16 The Supreme Court in Calcutta Discount Co. Ltd. v. ITO [1961] 41 ITR 191 (SC) has held that there can be no doubt that the duty of disclosing all primary facts relevant to the decision of the question before the assessment authority lies on the assessee. To meet all possible contentions that when some account books or other evidence have been produced, there is no duty of the assessee to disclose further facts which on due diligence, the Income-tax Officer might have discovered, the Legislature has put in Explanation to section 34(1). The duty, however, does not extend beyond the full and truthful disclosure of all primary facts before the assessing authority. He requires no further assistance by way of disclosure.
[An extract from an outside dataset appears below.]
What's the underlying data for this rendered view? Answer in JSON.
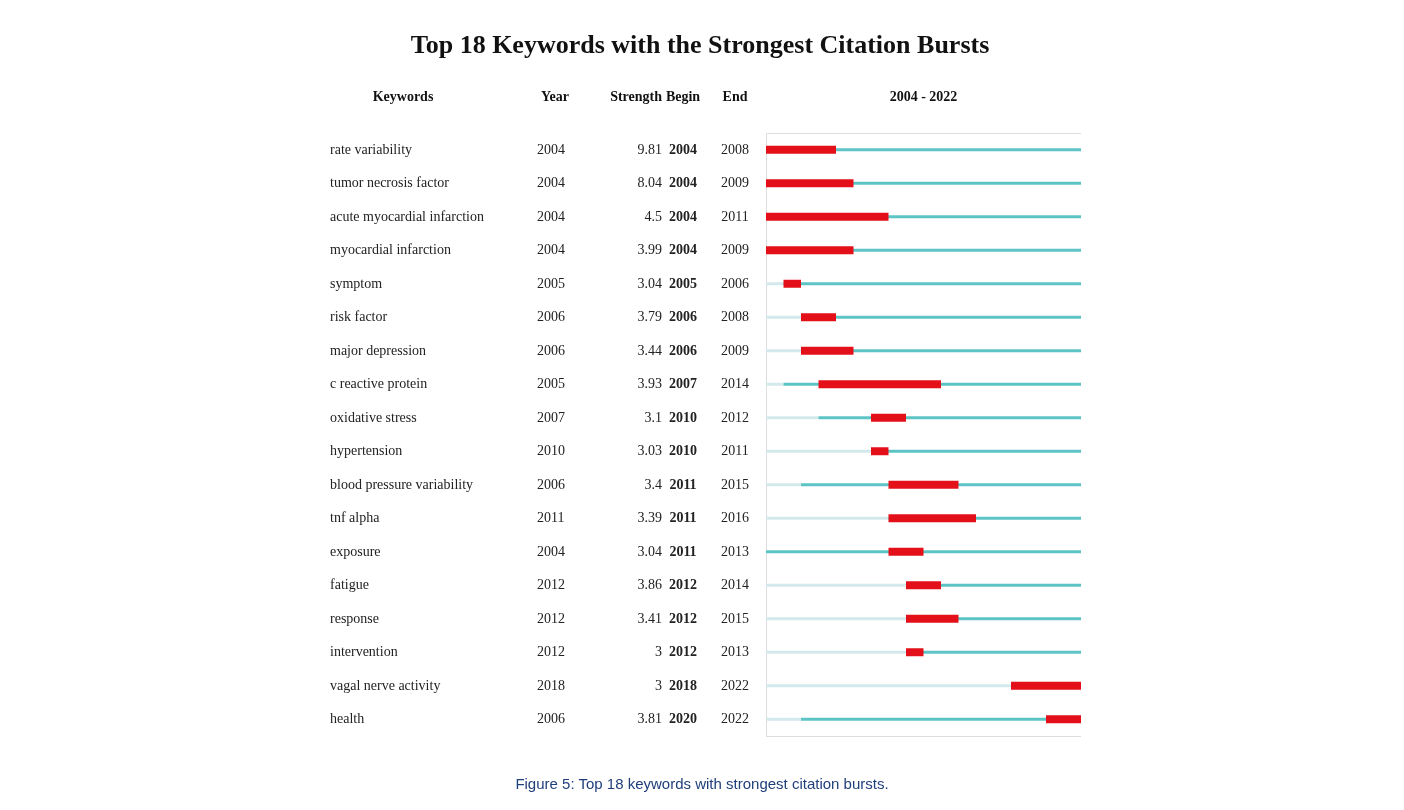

It is for him to decide what inferences of facts can be reasonably drawn and what legal inferences have ultimately to be drawn. It is not for somebody else, far less the assessee, to tell the assessing authority what inferences, whether of facts or law should be drawn.
Thus, in view of the settled proposition of law that in the case where reopening is done beyond the period of four years from the end of the relevant assessment year where assessment has been completed u/s.143(3), reopening of assessment u/s.147 cannot be done. Here in this case as held above there has been no failure on the part of the assessee to disclose fully and truly all material facts and neither it is covered by the M/s. ECGC Limited Explanation -1 to section u/s.147. Accordingly, the entire assessment proceedings initiated by the ld. AO u/s.147/148 is quashed.
In the result, appeal of the assessee is allowed.
Order pronounced on 22nd August, 2024.